Mr. Ramaswamy shares the techno-libertarian origins of many in the New Right, and his diagnosis of America’s maladies aligns him with the Curtis Yarvin “democracy has failed” acolytes and “national divorce” proponents like the Libertarian Party, but his prescription is more optimistic and grounded in a unified constitutional republic. Mr. Ramaswamy opposes national divorce, embraces “one person, one vote,” and calls this a “1776 moment.”

Yet he also throws red meat to this crowd, imagining himself as a more capable Mr. Trump, the embodiment of “America First 2.0” that can successfully knee-cap birthright citizenship for offspring of illegal immigrants, secure the southern border, and speak “truth” — Mr. Ramaswamy’s campaign slogan — on culture war issues. The campaign posted signs around the Fenton property that articulated these so-called truths according to Ramaswamy: “Reverse racism is racism,” “There are two genders,” and, “Human flourishing requires fossil fuels.”

“We have to speak truth,” Mr. Fenton tells the Sun. “I have definitely been talking to a lot of liberty people and Free Staters about why I think Vivek is the guy.”
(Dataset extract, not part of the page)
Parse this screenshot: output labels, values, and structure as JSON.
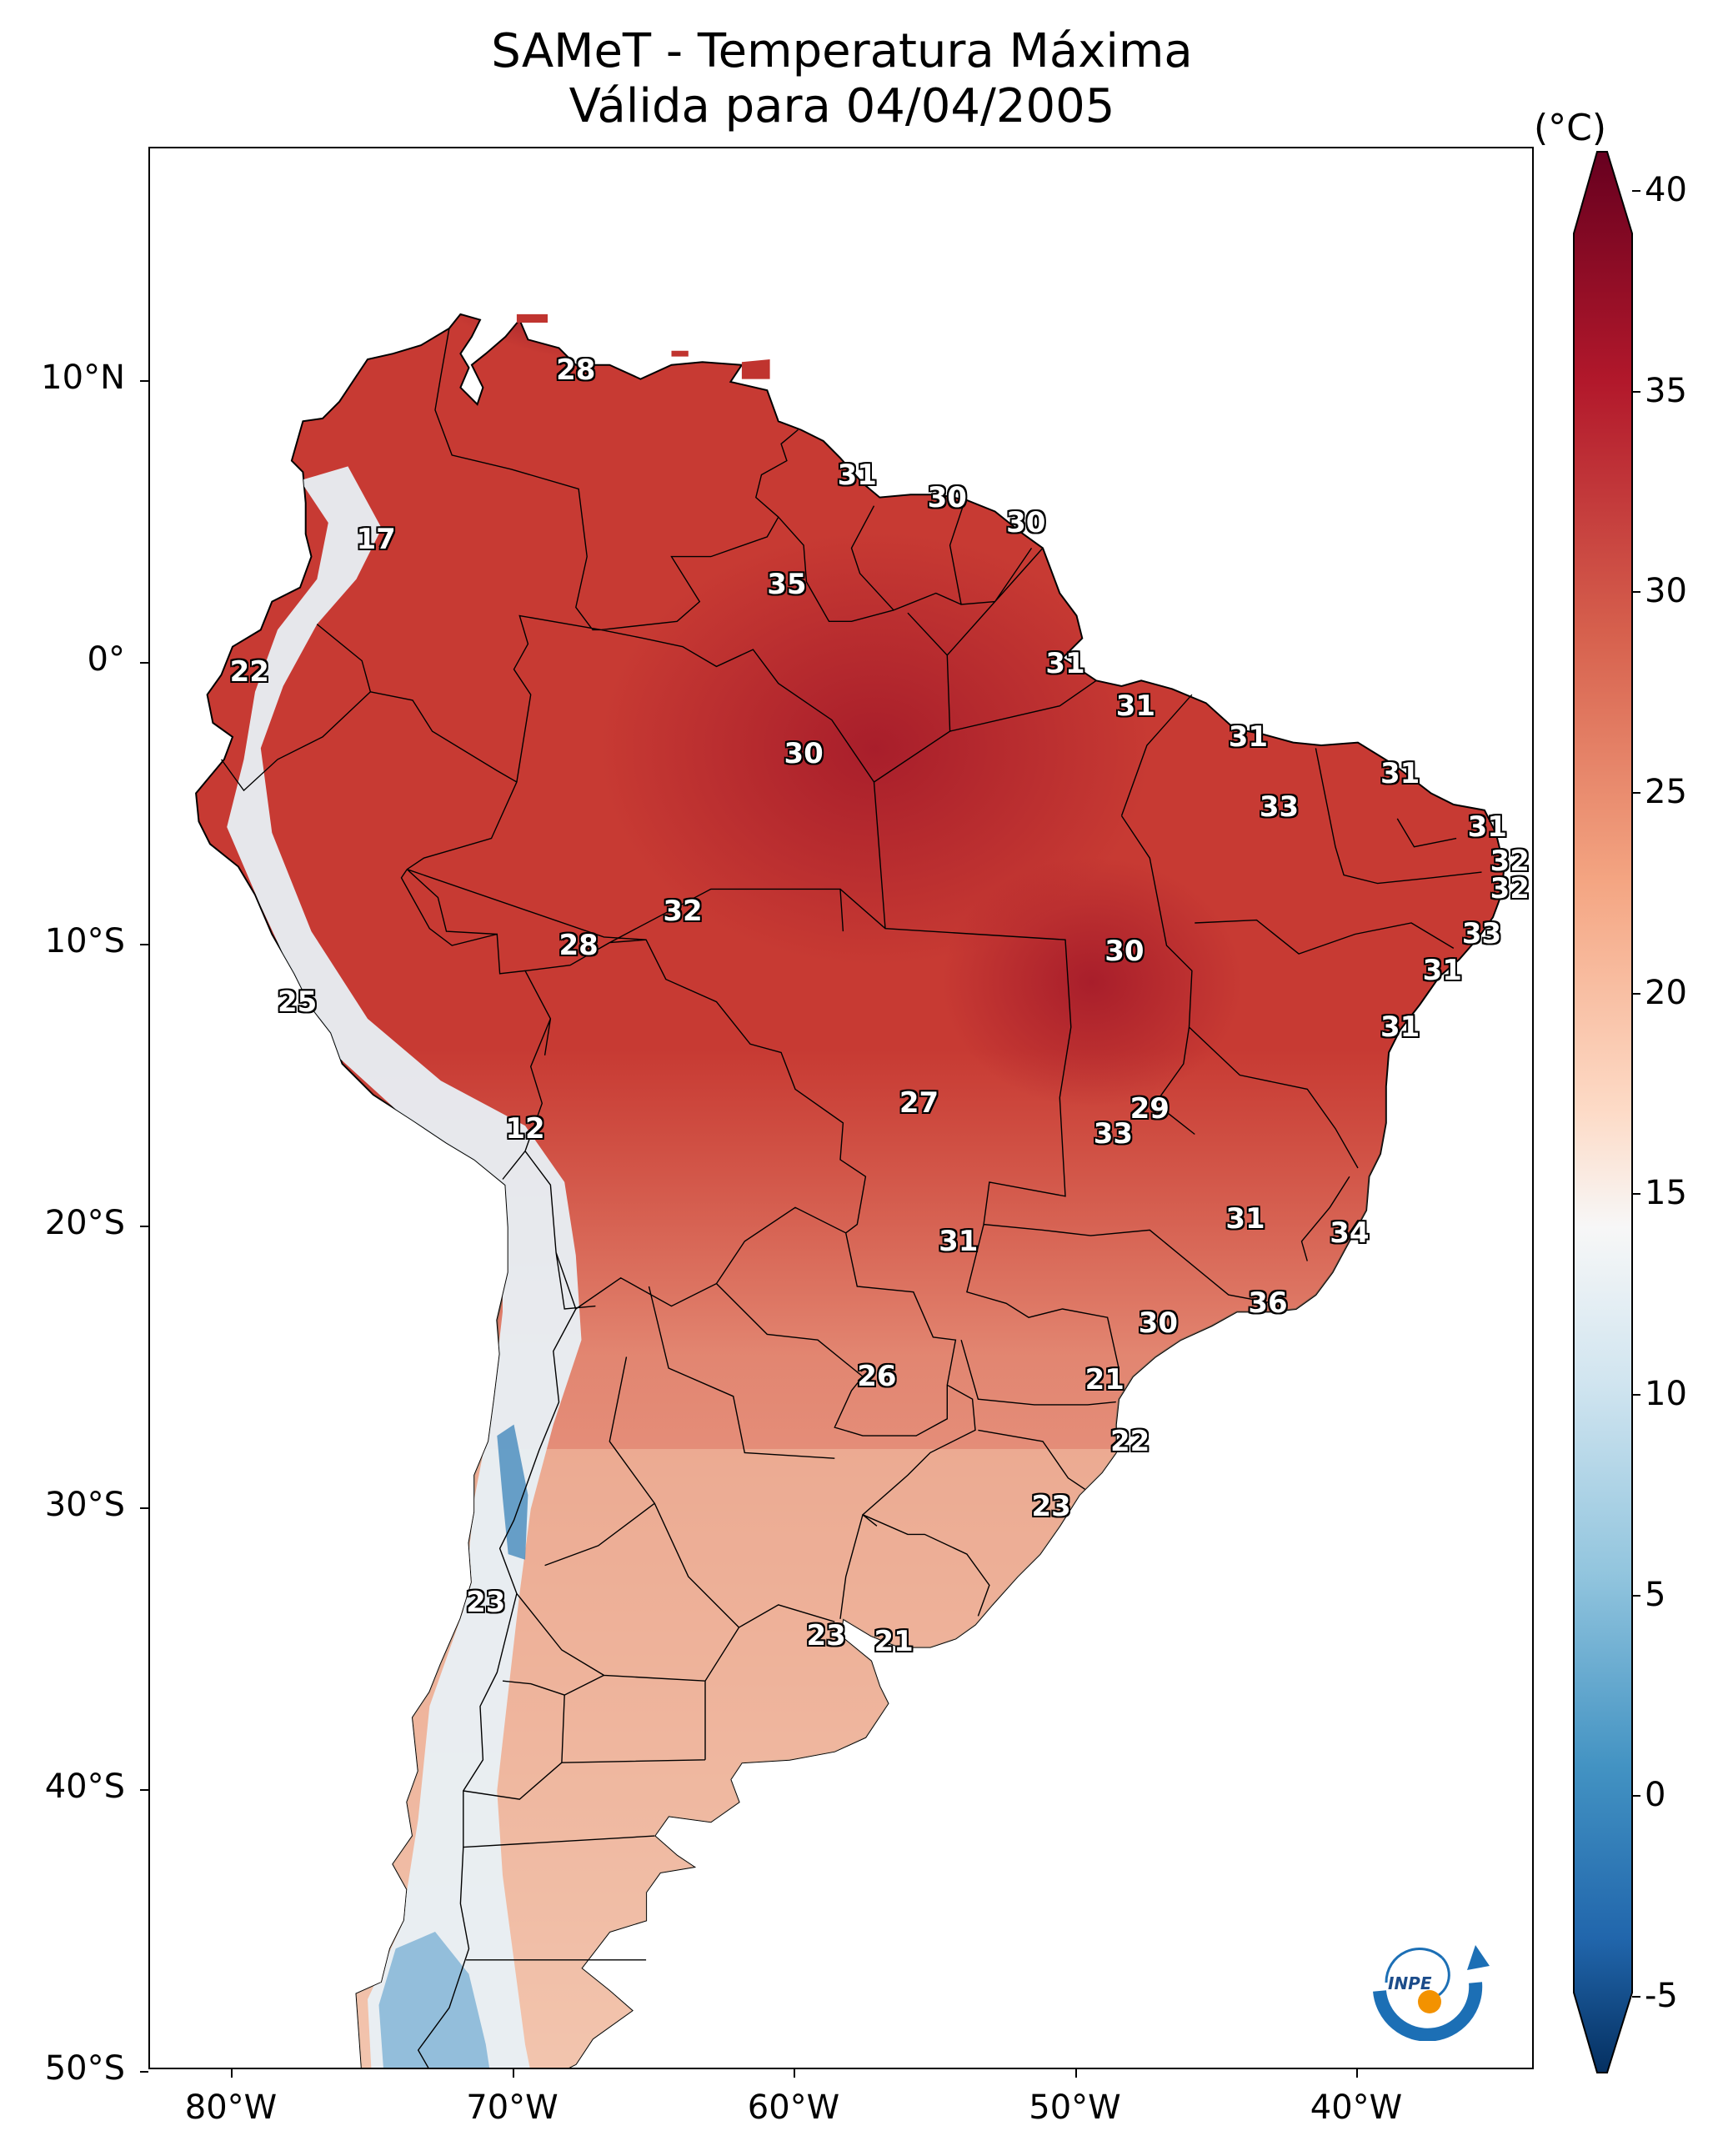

Mr. Trump is leading in Republican polls by large margins, but Mr. Ramaswamy’s rise indicates there is a hunger for this direct, “revolutionary” messaging. The main stalwarts of libertarianism, like Reason Magazine, may not be endorsing Mr. Ramaswamy’s agenda, which deviates significantly from libertarian orthodoxy, but a significant portion of the online New Right is.

Mr. Ramaswamy says the drive among Republicans to compromise in their beliefs is misguided. “I reject ‘show up in the middle and compromise,’ hold hands, sing Kumbaya,” Mr. Ramaswamy said. “We’re not going to tinker around the edges, we’re going to get in there and shut it down. That’s how you revive a constitutional republic.”